Es wirkt also ein wenig so, als sei Groß erneut lediglich der Profiteur der Umstände. Vor einem Jahr gab es Löcher in der Abwehr, die der eigentliche defensive Mittelfeldspieler stopfte. Nun hat Werder Sorgen auf dem Gebiet vor der Innenverteidigung und eher schlechte Karten, wenn dort nur ein Akteur unterwegs ist. „Wir müssen das momentan als Team auffangen. Es war eine Erkenntnis der ersten Spiele, dass wir mit einer alleinigen Sechs Probleme im Defensivverhalten bekommen“, sagt Kohfeldt. Wieder war Groß gefragt. Und wieder lieferte er. Dieses Mal zwar auf seiner Stammposition, andererseits hat er genau dort in der Bundesliga eben auch noch nicht so häufig gespielt. Das Experiment hätte also auch scheitern können. Tat es aber bislang nicht.
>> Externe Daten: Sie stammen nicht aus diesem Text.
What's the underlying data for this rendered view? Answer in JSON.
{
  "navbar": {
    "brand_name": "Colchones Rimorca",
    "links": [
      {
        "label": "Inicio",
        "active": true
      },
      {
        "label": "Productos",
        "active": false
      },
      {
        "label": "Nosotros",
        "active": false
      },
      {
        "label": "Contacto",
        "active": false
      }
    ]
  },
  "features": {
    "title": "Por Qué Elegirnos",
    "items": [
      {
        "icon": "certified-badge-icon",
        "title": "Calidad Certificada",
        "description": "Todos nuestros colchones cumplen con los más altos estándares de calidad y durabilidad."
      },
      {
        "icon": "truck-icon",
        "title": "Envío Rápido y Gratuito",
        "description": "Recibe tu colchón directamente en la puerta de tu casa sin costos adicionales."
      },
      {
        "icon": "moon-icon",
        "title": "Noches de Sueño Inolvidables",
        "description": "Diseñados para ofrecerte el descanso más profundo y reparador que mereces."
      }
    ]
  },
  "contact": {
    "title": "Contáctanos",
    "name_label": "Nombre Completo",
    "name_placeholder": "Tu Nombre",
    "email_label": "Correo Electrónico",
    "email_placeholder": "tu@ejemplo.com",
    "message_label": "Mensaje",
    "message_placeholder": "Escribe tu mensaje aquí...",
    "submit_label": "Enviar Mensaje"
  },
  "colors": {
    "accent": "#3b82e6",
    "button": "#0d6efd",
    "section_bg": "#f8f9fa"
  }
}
Erstaunlich, mit welcher Ruhe Groß seine Aufgabe angeht und damit nicht nur sich selbst hilft. „Man sieht, dass sich Maximilian Eggestein so viel wohler fühlt – auch wenn er den letzten Pass noch besser spielen muss. Er wird seinen Stärken wieder deutlich gerechter, wenn er auf einer Doppel-Sechs auch mal mitgehen kann.“ So ist vielleicht gar nicht Christian Groß der größte Profiteur, sondern es sind die Spieler um ihn herum. Allein das sorgt dafür, dass eine Startelf ohne Christian Groß momentan kaum vorstellbar ist. Es würde zweifelsfrei zum ungewöhnlichen Weg des 31-Jährigen passen.